- Specialty: Vascular system

= Vascular ring =

A vascular ring is a congenital defect in which there is an abnormal formation of the aorta and/or its surrounding blood vessels. The trachea and esophagus are completely encircled and sometimes compressed by a "ring" formed by these vessels, which can lead to breathing and digestive difficulties.

Most often this is because of persistence of the double aortic arch after the second month of fetal life.

==Presentation==
The two arches surround the esophagus and trachea which, if sufficiently constrictive, may cause breathing or swallowing difficulties despite medical therapies.

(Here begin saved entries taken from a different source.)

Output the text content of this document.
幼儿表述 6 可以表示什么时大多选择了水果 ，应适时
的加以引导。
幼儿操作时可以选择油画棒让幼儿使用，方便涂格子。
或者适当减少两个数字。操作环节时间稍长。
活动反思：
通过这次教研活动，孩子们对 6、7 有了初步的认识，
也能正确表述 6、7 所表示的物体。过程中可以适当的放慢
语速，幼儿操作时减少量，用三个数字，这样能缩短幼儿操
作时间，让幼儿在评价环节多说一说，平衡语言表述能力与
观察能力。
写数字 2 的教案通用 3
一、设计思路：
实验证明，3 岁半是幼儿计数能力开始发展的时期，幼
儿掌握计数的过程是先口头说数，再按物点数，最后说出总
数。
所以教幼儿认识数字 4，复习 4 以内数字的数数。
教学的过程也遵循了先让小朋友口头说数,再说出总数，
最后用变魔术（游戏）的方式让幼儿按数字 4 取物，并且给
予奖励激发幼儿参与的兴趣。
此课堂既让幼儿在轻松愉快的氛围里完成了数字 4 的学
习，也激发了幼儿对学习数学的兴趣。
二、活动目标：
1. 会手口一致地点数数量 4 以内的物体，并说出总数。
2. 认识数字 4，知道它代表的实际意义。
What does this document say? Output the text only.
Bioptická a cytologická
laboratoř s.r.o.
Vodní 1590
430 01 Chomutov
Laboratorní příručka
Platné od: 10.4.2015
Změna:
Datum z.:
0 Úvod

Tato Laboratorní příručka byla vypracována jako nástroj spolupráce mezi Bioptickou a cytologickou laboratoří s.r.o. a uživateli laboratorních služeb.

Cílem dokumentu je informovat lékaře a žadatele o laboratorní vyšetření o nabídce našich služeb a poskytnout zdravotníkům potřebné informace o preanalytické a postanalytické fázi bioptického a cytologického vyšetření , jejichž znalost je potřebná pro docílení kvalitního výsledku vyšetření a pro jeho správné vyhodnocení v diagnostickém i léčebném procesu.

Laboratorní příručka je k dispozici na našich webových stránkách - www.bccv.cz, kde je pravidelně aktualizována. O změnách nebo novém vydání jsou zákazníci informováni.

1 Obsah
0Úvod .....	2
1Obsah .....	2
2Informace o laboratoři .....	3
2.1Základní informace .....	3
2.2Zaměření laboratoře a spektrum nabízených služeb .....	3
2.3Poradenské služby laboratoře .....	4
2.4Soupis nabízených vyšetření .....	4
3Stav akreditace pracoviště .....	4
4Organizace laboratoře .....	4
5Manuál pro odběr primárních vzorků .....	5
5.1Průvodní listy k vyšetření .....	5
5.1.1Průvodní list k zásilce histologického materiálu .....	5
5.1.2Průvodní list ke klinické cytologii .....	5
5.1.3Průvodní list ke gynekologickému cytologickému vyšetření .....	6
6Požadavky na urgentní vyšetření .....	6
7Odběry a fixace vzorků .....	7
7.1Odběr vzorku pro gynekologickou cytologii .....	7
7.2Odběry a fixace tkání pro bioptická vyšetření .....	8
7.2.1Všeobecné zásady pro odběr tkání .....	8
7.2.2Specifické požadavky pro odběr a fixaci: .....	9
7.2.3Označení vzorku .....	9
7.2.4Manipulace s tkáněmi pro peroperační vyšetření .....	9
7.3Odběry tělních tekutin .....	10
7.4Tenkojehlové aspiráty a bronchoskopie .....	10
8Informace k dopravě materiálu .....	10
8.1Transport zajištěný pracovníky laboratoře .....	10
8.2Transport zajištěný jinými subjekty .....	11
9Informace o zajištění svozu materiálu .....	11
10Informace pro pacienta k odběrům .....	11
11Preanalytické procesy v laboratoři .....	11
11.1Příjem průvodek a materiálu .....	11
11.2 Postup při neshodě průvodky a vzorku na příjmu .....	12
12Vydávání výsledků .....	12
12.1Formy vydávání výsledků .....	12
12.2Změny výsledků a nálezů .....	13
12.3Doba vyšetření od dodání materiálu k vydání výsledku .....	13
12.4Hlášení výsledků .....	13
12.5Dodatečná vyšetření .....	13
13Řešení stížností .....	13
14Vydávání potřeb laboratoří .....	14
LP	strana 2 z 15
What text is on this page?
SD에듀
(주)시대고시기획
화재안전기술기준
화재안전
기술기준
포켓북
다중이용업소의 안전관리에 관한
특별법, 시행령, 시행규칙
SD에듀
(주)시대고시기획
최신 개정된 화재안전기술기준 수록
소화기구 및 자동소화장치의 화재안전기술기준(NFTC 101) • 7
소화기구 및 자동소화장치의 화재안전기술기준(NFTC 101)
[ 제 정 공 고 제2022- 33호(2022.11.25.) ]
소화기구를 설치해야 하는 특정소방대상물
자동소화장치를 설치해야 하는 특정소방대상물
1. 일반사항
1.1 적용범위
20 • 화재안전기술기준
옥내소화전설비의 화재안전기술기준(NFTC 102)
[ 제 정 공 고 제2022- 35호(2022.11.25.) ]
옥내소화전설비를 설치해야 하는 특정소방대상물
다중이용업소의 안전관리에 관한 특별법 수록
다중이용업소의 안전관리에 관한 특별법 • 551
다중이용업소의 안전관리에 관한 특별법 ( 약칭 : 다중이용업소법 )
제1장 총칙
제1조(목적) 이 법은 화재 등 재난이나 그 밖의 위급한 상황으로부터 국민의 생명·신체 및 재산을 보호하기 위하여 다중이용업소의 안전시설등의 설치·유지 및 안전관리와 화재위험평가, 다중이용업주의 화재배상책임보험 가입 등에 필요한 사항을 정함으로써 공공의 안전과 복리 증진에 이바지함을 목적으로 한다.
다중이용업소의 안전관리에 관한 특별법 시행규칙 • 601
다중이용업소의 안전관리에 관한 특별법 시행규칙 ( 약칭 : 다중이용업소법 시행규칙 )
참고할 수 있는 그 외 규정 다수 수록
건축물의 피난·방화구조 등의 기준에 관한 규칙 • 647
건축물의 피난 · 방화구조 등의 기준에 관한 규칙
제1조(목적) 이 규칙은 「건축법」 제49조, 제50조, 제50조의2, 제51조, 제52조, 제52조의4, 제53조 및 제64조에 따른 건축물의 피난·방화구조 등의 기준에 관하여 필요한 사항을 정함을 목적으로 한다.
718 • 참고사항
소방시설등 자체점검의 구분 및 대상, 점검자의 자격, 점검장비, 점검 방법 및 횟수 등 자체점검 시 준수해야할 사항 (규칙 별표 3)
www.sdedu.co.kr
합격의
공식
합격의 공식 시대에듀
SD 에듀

A less common ring is present with a right aortic arch instead of the usual left-sided aortic arch. This compresses the esophagus and trachea because of the persistence of a ductal ligament (from fetal circulation) that may connect between the aorta on the front and the left subclavian artery posteriorly going to the left arm.

==Diagnosis==
Infants with vascular rings typically present before 12 months with respiratory or esophageal symptoms like stridor, wheezing, cough, dysphagia, or difficulty feeding. The stridor improves with neck extension, differentiating from laryngomalacia which is relieved by prone or upright positioning, and will not be relieved with corticosteroids or epinephrine, unlike croup. Diagnosis requires a high degree of clinical suspicion and can be confirmed with barium contrast esophagogram for those with esophageal symptoms, bronchoscopy, or CT or MRI.

==Treatment==
It is sometimes treated with surgery.